A bord du bateau, beaucoup de nouveaux passagers ont embarqué. Tous les ponts sont occupés. Même le pont supérieur n’est pas épargné. De nombreuses familles y campent, bravant le soleil pendant le jour et la fraîcheur au cours de la nuit. Dès que le soleil disparaît derrière l’horizon, des moustiquaires se tendent pour parer aux attaques des moustiques pendant les escales. «Il n’y a pas de moustiques à bord quand le bateau navigue», assure le commissaire Tall. Les bestioles trouvent refuge sous les bagages pour échapper à la brise fraîche qui balaie le navire pendant qu’il se déplace.

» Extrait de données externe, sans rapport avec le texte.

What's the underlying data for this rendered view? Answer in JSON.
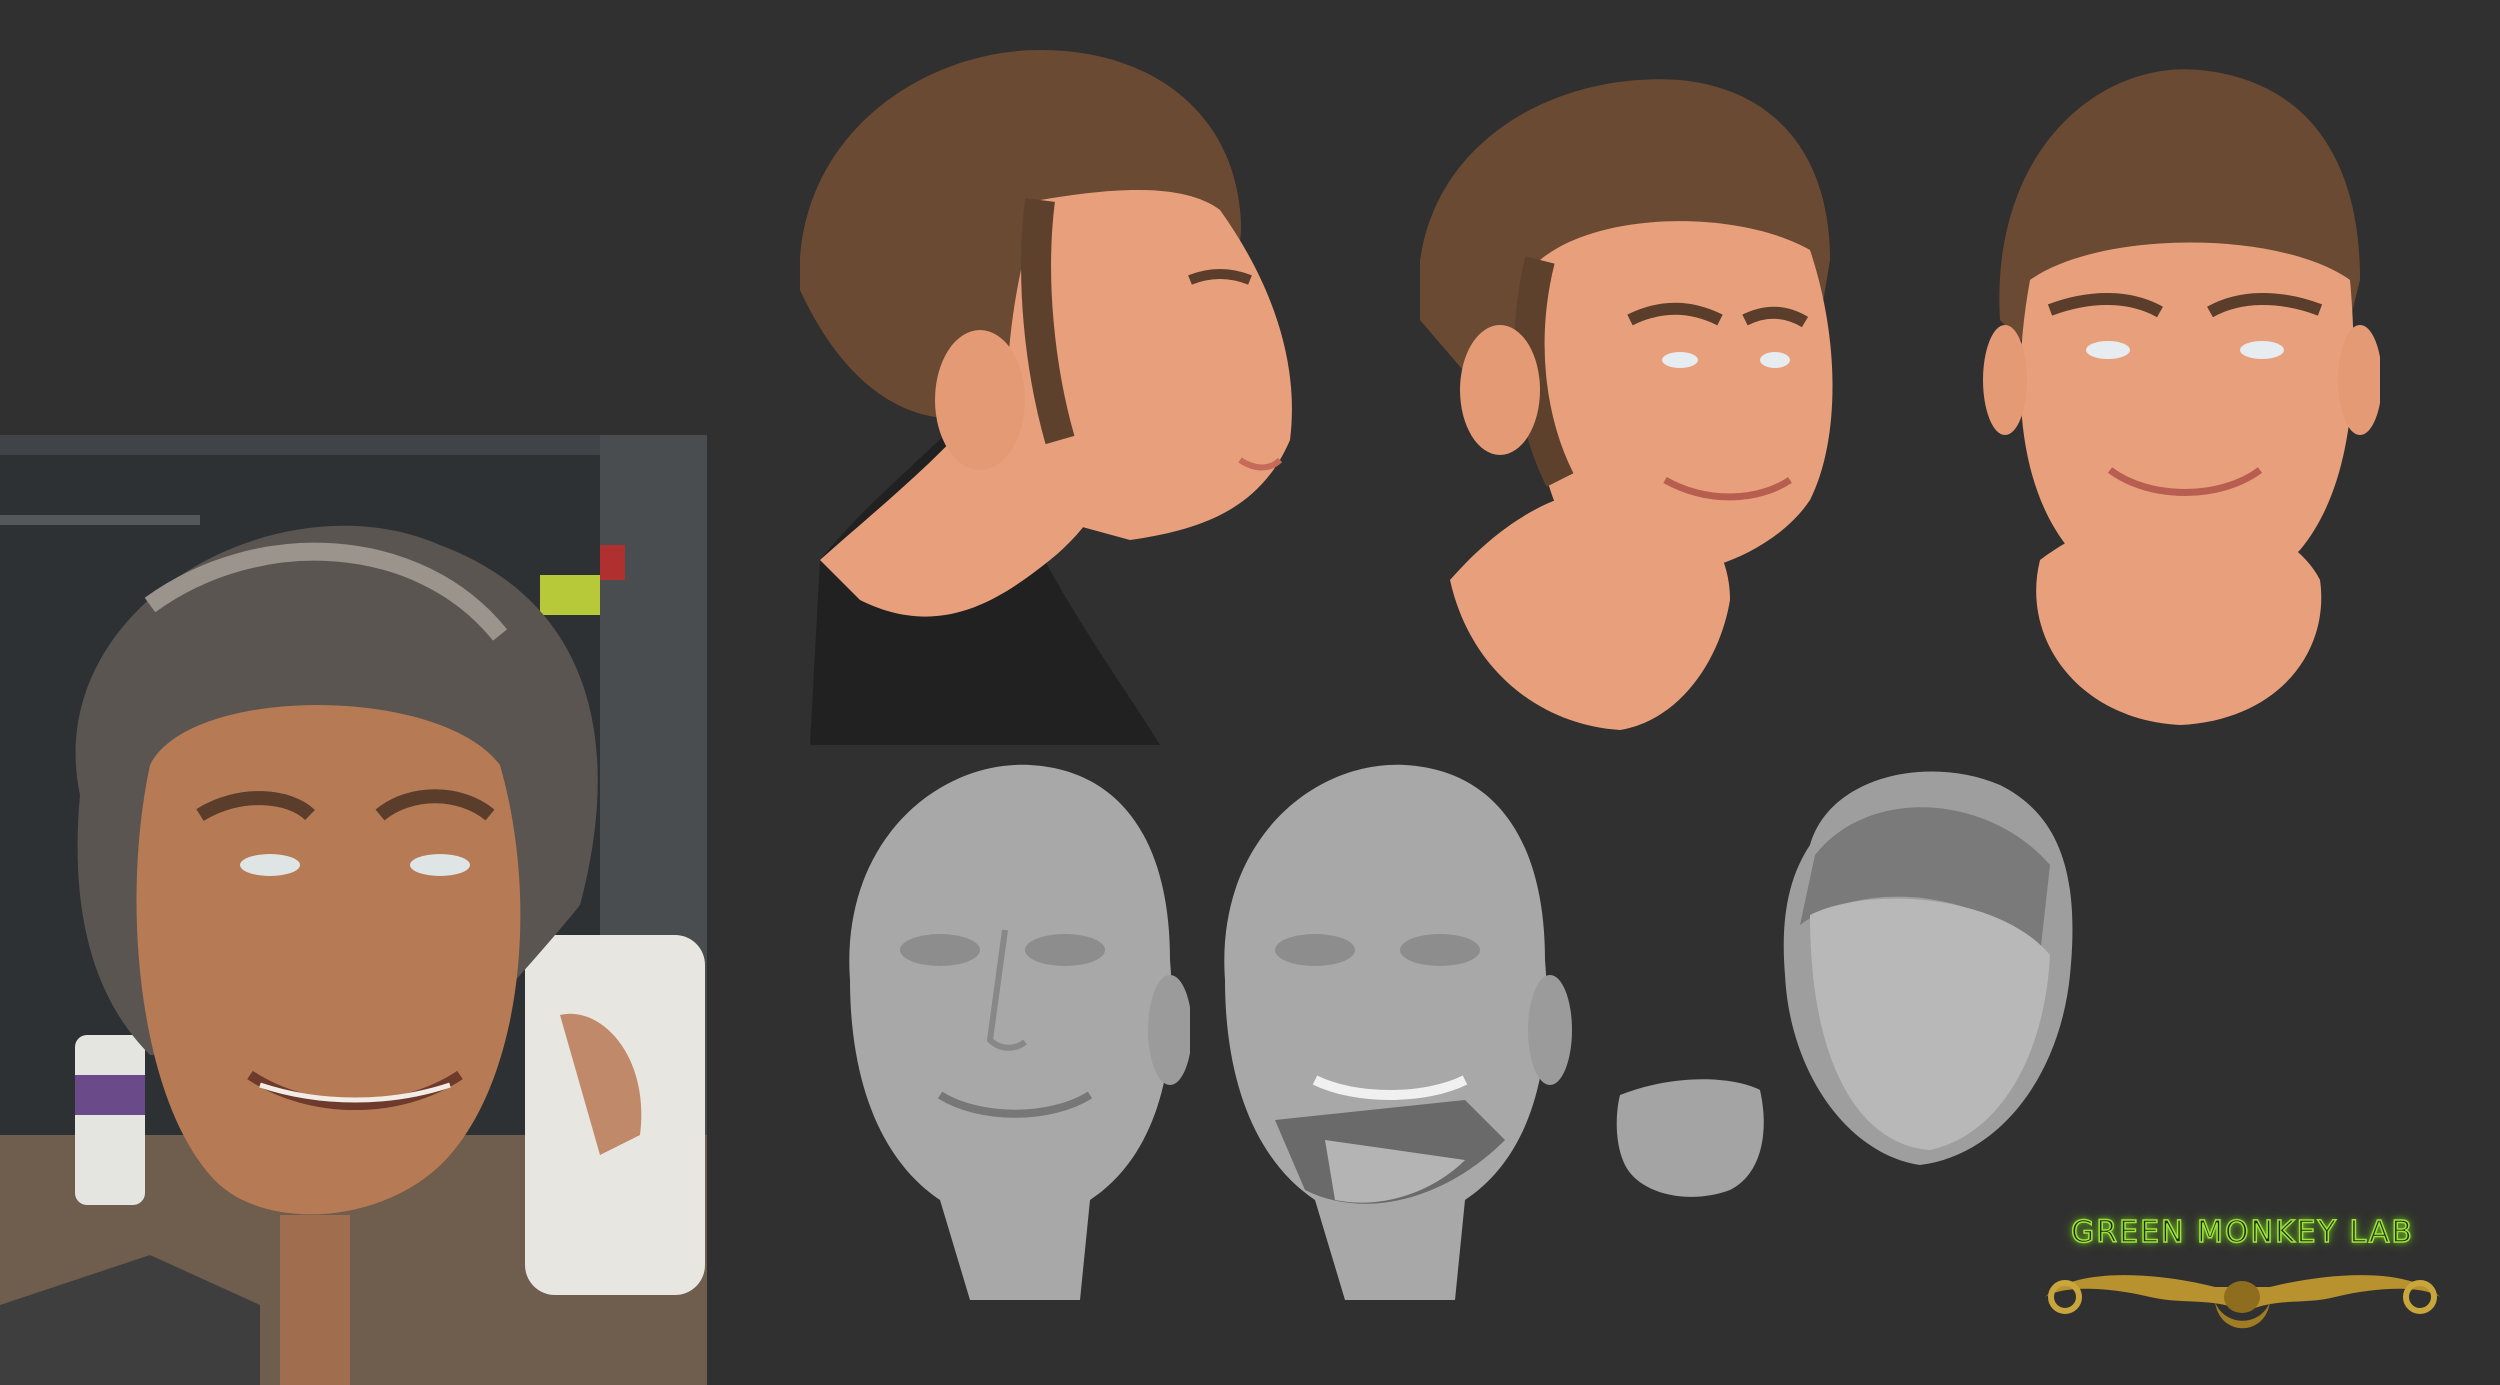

Vendredi au crépuscule, des passagers se sont retrouvés spontanément sur le pont supérieur pour scruter le ciel à la recherche du croissant lunaire du Ramadan. Ils ne mirent pas longtemps à découvrir la lune. Il faut dire que le poste d’observation s’y prête bien. En plein milieu du fleuve, la vue est imprenable sur l’horizon. Les plus âgés ont commencé à se souhaiter un bon mois de carême. Dans une ambiance quasiment familiale. A bord du bateau, la proximité finit par créer des liens d’amitié entre les occupants. Certains passagers apprécient cette ambiance conviviale. «Le voyage en bateau est vraiment agréable. On rencontre beaucoup de gens. On se fait des amis. L’ambiance est familiale. J’aime ça», lance notre fonctionnaire de police. Elle regrette qu’au moment où on commence à s’habituer les uns aux autres, on doive se séparer. Le commissaire Tall confirme le rôle de brassage du bateau. «C’est un petit village flottant. Beaucoup de gens se sont rencontrés ici et ont fini par se marier. Des contacts durables ont été noués.»
Le Général Soumaré arrive à Mopti samedi en fin de matinée. Il passe toute la journée à quai et n’appareillera qu’à 20 heures. L’escale de Mopti est plus longue. Les raisons ? Ici, beaucoup de passagers et de fret attendent le navire. Leur embarquement prend beaucoup de temps. En plus, le bateau doit attendre 20 heures pour lever l’ancre afin de ne pas atteindre le lac Débo pendant la nuit. «Si nous quittons Mopti à 20 heures, nous arrivons au lac Débo au petit matin le lendemain. Nous pouvons le traverser sans problème pendant le jour. Si on entre dans le Débo en pleine nuit, on risque de se perdre. Il nous est arrivé des fois de passer toute la nuit à tourner en rond dans le lac», explique Cheick Tall.
A 20 heures 30, le Général Soumaré quitte l’embarcadère de Mopti. En moins d’une quinzaine de minutes, il a disparu de la vue des personnes restées à quai, avalé par l’obscurité.